Les lacunes de la législation suisse : les fonds Ben Ali

En 23 ans de règne, l’ancien président tunisien Zine el Abidine Ben Ali et son clan sont accusés d’avoir détourné des millions de dollars de fonds publics, dont plus de soixante millions ont été localisés sur les comptes de banques suisses.

Le 19 janvier 2011, quelques jours seulement après la chute de l’ancien président tunisien, le Conseil fédéral a ordonné le gel des avoirs du clan Ben Ali. Le Ministère public de la Confédération (MPC) a ouvert plusieurs procédures, pour blanchiment d’argent, participation à une organisation criminelle et corruption d’agents publics étrangers. Le 9 avril 2014, le MPC a décidé de restituer une partie des avoirs jugés illicites (40 millions de francs) au peuple tunisien. Cependant, le 9 décembre 2014, le Tribunal pénal fédéral a annulé cette décision.

Les lacunes du dispositif anti-blanchiment

Comment de telles sommes, appartenant aux proches d’un régime notoirement corrompu, ont-elles pu se retrouver dans les coffres de banques suisses, alors que la place helvétique se targue de disposer de l’un des meilleurs dispositifs anti-blanchiment au monde?
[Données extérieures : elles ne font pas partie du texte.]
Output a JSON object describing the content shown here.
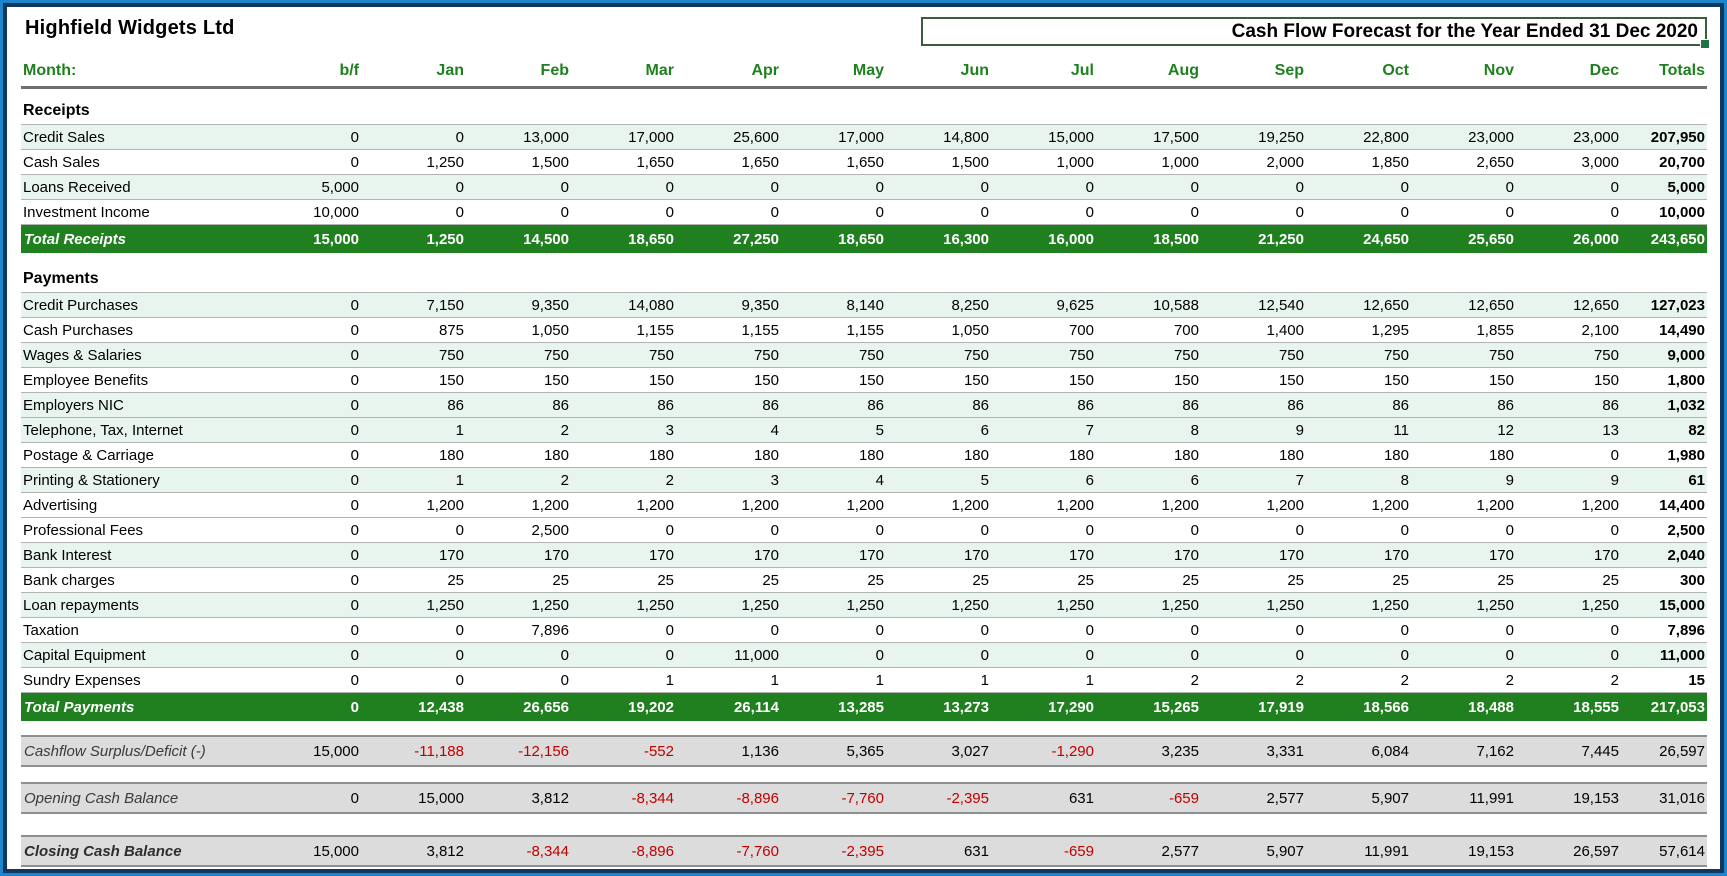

Dans la foulée du Printemps arabe, l’autorité de surveillance du secteur financier, la Finma, a examiné dans quelle mesure les intermédiaires financiers avaient rempli leurs devoirs de diligence, conformément à la Loi fédérale sur le blanchiment d’argent (LBA). Elle a jugé que trois banques avaient enfreint leurs devoirs au moment des contrôles à l’ouverture de comptes et lors de la vérification de l’arrière-plan économique de plusieurs transactions.

Suite à ces décisions, les banques fautives ont toutes trois dû s’acquitter des frais de procédure, soit 46 000, 49 000 et 88 000 francs. Des sommes toutefois dérisoires comparées aux 320 millions de dollars que le clan Ben Ali aurait fait transiter par la place financière genevoise durant les années 2000. Par ailleurs, la Finma a interdit à une seule banque d’ouvrir des comptes pour des personnes exposées politiquement pendant trois ans.

Certes, la Finma a rendu des décisions constatant des violations à la LBA. Il y a pourtant lieu de se demander si les mesures prises par l’autorité de surveillance du secteur financier ont été suffisantes, proportionnées et dissuasives. Sous l’angle du droit pénal, aucune des trois banques n’a été inquiétée par le MPC.

La loi fédérale sur le blanchiment d’argent (LBA) doit être renforcée

Depuis de nombreuses années, Public Eye demande aux autorités une application plus stricte de la loi sur le blanchiment d’argent (LBA). Elle s’engage pour que les intermédiaires financiers qui ne remplissent pas leurs devoirs de diligence soient dûment sanctionnés et pour que le champ d’application de la loi soit élargi. A cette fin, elle a pris position en 2013 sur le projet de loi mettant en œuvre les recommandations du Groupe d’action financière (GAFI). La loi a été adoptée le 12 décembre 2014 par les Chambres fédérales.